Generally, it is wise to start investing some funds almost as soon as you start earning them. When it comes to saving for retirement, this should typically top the financial priority list for most Americans. But what should you do with a bonus check or tax return? The decision to save, spend, or invest excess cash really requires further analysis.
Consider Saving If…
….you have a short time horizon or haven’t adequately funded your emergency reserves, you may want to consider saving your windfall cash.
Emergency Fund – Before investing surplus cash, it is wise to have fully funded your emergency reserves. There are ways to invest this cash safely for a very modest return. Money market accounts can be a good place to hold emergency funds. In today’s low interest rate environment, your cash reserves may be best off earning interest in a traditional savings account.

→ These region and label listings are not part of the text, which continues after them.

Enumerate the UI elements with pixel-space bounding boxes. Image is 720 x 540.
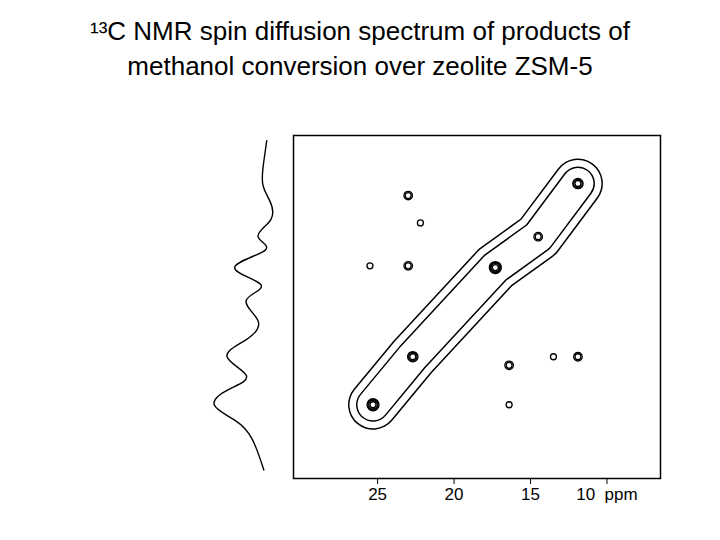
- svg-text:15: 15: [521, 485, 540, 504]
- html-text:¹³C NMR spin diffusion spectru: ¹³C NMR spin diffusion spectrum of produ…: [90, 16, 630, 81]
- svg-text:20: 20: [445, 485, 464, 504]
- svg-text:10 ppm: 10 ppm: [576, 485, 637, 504]
- svg-text:25: 25: [368, 485, 387, 504]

Short Time Horizon – Shorter investments tend to be riskier because if the market plummets, you will not have much time for it to recover, as in longer-term investments. Also, if you know you need the cash in the short term, your asset allocation will be more conservative than your risk tolerance would otherwise warrant. Given these factors, and the impact of taxes, trade fees, and potential commissions, it may not be beneficial to invest these funds in the market. Don’t like the idea of paying your advisor commissions? Fee-only financial advisors do not accept any commissions or sales charges.
Consider Investing If…
….you have a medium to long term time horizon, adequate emergency reserves, and are on track with your retirement contributions, consider investing your excess cash in the market.
Principles of Compounding – Compounding is essentially when interest earns interest, and time can either work for or against you. Investing even small amounts over a long period of time (decades) usually leads to substantially more money than investing larger amounts in shorter periods of time. According to U.S. News & World Report, “money growing at 6 percent per year will double in about 12 years, but it will be worth four times as much in 24 years.” Starting early will not only put your asset to work for you, but will also give you the long time horizon needed to weather inevitable market swings.

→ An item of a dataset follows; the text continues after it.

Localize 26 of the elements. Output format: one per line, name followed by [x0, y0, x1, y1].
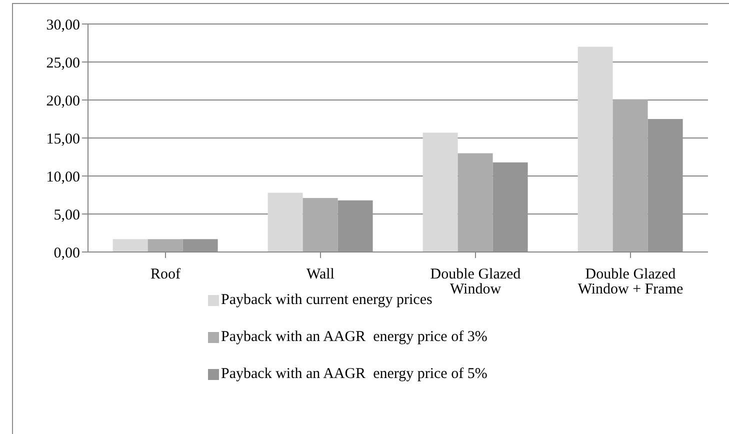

Weighting the Time Horizon – Overall, people who invest over a long time horizon, using a balanced and diversified allocation strategy, tend to be better off in the long run than investors who chased returns or started too late in life. Strategies such as portfolio rebalancing and tax loss harvesting can really help ensure your portfolio is both diversified and tax efficient over time.
Consider Spending If…
….by spending, what we really mean is use the surplus cash to pay down debt. Depending on your situation, it may make sense to pay down outstanding debt versus investing cash. If you have a very low risk tolerance or need to lower your debt to income ratio, consider paying off some debt.
Risk Tolerance – When planning to invest, you should consider an appropriate investment based on your personal risk tolerance. If, based on your very conservative risk tolerance, you think you may be able to earn a 2% return annually, consider instead using the cash to pay down the principal on a loan with an interest rate of 5%. Compounding works both ways, and your outstanding balance (and subsequent interest payments) will be reduced, thereby effectively guaranteeing this rate of return.
Lower Your Debt-to-Income Ratio – If you’re looking to buy a house in the near future, coming up with a down payment is the first priority. Your second priority should be ensuring you qualify for the lowest interest rate available. If your debt-to-income ratio is a bit too high, do some quick math and determine whether using the extra cash to pay off debt would make an impact. Carrying a credit card balance? Paying that off could help your credit score, and debt ratio, almost instantly.
While investing is a wise choice to secure your financial future, you should consider many factors before committing. Figure out your finances, and account for any unexpected expenses that may come up. Also, remember that investing is always risky, and how much risk you wish to assume is up to you. However, with a long time horizon and a diversified asset allocation strategy, it may make sense to put your excess cash to work for you.
The material contained in this article is for general information only and should not be construed as the rendering of personalized investment, legal, accounting, or tax advice.